A west ridge drops from the summit across an easy grassy saddle to Owsen Fell (1,342 ft), generally considered a part of Burnbank Fell, although some guidebooks differ. Owsen Fell descends to the village of Lamplugh, with conifer plantations on its lower slopes. All drainage from Owsen Fell and the western slopes flows to the River Marron and ultimately the Derwent.

==Geology==
The summit area is composed of the laminated mudstone and siltstone of the Kirk Stile Formation. The eastern slopes show outcropping of the Loweswater Formation of greywacke sandstone turbidities.

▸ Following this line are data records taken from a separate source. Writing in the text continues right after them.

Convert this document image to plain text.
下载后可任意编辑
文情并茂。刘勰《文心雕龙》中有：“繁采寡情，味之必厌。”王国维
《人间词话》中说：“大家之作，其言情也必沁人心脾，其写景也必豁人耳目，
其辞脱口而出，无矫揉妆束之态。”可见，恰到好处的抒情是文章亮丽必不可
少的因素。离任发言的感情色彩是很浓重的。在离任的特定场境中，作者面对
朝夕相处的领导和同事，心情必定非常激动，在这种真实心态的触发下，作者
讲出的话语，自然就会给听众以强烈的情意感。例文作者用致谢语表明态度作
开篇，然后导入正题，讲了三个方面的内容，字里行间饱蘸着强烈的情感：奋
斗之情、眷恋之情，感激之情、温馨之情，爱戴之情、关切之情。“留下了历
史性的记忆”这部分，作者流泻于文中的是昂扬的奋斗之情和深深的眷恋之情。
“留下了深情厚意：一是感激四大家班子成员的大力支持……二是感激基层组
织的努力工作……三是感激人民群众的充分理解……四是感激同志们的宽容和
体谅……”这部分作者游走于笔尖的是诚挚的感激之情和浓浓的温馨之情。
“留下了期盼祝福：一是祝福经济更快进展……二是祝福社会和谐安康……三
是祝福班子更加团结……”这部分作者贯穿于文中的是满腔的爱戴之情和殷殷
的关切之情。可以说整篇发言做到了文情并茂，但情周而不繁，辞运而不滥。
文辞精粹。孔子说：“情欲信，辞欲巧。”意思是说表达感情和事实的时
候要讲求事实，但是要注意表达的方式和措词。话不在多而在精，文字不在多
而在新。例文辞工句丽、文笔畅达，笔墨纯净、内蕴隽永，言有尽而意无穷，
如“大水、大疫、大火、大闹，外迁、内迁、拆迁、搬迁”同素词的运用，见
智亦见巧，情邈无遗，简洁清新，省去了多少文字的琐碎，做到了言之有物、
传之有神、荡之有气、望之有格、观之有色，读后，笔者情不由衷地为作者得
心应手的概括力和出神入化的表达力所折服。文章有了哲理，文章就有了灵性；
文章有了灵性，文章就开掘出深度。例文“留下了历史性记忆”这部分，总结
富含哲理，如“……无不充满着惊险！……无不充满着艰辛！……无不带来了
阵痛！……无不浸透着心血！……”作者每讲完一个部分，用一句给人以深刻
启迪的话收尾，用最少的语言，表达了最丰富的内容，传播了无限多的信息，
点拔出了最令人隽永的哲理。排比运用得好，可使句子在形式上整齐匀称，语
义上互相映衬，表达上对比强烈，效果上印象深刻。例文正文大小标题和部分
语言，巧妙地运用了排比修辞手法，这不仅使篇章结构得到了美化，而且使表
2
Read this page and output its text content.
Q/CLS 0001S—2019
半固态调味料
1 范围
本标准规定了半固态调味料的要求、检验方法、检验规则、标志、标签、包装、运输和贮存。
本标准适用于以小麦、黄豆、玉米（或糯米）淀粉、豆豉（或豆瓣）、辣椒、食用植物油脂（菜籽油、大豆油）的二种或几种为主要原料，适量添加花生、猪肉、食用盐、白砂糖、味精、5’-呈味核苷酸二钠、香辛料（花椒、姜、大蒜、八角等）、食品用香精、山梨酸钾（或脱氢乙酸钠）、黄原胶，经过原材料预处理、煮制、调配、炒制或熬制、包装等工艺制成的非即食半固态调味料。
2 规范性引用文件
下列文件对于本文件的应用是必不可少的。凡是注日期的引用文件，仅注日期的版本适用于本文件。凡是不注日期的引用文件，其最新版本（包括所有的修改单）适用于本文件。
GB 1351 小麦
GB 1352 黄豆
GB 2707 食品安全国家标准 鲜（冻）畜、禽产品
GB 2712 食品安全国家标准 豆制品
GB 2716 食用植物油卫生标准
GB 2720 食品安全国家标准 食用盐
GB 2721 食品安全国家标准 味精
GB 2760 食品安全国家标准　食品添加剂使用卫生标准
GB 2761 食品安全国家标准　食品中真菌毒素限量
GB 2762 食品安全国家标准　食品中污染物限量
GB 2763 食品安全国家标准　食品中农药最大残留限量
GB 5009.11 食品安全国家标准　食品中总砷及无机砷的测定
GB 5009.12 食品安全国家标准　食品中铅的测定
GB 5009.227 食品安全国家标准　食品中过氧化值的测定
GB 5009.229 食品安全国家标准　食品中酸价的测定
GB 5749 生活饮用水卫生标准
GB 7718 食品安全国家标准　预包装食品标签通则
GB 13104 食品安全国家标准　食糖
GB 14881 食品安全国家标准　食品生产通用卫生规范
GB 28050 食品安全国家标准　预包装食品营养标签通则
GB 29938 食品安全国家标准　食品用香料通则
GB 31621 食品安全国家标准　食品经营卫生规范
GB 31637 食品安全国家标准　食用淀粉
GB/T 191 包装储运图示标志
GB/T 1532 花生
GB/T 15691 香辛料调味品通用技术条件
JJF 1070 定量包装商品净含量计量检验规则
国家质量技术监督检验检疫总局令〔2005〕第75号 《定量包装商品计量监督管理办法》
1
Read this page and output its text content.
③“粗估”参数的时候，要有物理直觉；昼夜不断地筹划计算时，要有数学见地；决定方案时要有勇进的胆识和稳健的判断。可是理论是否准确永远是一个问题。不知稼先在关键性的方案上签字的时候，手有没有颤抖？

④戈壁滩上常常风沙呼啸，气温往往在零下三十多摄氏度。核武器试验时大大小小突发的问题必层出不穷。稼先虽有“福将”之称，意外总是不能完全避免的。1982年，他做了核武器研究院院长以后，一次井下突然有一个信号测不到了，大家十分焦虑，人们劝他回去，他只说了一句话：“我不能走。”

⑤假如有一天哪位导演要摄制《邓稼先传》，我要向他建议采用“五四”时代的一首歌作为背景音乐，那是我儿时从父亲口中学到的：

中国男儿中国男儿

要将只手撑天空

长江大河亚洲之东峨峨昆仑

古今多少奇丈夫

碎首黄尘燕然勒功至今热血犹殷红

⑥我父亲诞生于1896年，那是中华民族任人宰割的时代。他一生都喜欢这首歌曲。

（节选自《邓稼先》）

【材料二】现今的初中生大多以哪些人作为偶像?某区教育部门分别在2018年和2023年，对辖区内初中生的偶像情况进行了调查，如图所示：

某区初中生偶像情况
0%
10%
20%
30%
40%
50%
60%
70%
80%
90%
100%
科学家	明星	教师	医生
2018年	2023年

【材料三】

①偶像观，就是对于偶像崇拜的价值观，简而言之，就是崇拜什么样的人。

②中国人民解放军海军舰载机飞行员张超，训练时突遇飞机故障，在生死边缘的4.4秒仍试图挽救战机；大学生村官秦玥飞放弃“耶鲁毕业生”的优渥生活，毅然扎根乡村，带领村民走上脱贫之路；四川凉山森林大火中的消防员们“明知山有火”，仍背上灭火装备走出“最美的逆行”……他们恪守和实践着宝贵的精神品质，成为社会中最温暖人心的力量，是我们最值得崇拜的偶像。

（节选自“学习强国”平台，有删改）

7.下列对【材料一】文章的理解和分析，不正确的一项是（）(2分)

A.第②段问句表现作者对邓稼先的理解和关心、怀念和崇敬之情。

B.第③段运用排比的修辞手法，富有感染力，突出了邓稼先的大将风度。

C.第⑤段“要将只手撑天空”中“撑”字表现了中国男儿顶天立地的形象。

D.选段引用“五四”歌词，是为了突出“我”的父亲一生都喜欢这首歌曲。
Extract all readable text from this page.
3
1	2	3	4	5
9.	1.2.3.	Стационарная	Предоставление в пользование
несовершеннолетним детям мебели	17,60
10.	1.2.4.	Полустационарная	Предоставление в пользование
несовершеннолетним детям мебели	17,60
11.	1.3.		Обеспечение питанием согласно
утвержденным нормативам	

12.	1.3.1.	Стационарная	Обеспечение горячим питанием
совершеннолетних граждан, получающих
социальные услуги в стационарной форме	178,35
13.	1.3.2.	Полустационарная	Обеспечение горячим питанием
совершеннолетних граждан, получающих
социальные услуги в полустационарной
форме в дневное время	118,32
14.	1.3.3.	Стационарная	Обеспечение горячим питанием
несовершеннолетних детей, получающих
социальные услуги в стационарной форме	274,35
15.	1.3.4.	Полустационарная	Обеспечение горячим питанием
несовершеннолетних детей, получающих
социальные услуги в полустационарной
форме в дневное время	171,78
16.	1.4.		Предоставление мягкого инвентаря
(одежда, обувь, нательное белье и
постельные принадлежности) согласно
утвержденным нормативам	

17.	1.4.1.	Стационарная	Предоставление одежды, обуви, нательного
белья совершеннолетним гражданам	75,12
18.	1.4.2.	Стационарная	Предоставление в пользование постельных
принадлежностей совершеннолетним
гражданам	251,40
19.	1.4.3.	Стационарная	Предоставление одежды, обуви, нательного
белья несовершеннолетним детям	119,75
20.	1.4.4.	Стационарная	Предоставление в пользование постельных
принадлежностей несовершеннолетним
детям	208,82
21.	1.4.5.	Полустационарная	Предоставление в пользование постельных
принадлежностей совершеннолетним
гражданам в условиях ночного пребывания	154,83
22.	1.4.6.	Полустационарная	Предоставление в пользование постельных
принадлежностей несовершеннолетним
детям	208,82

The Ordnance Survey Explorer map series shows abandoned mine levels above Wisenholme Beck and some surface extraction near the summit. Wainwright shows a further old level on the eastern slopes.

==Summit==
The top of Burnbank Fell is a rounded grassy dome, the summit marked by an old fence post and small cairn. The Lakeland view is greatly restricted by Blake Fell, although there is a vista of the Northern and North Western Fells. Loweswater is hidden by the slope, but Crummock Water comes into view a few paces to the northeast. The view of the coast, Isle of Man, Solway Firth and Criffel is uninterrupted.

==Ascents==
From Lamplugh, the obvious line is up Owsen Fell, although there is doubt over right of access. From Waterend at the head of Loweswater, the route starts via Hudson Place farm and passes into Holme Wood; various paths can then be taken to the summit. Two paths contour the fell on this side: one on the lakeshore, and another 'terrace' above the woods. Both provide pleasant walking. Fangs Brow farm can be used as an access point to the terrace path from the north.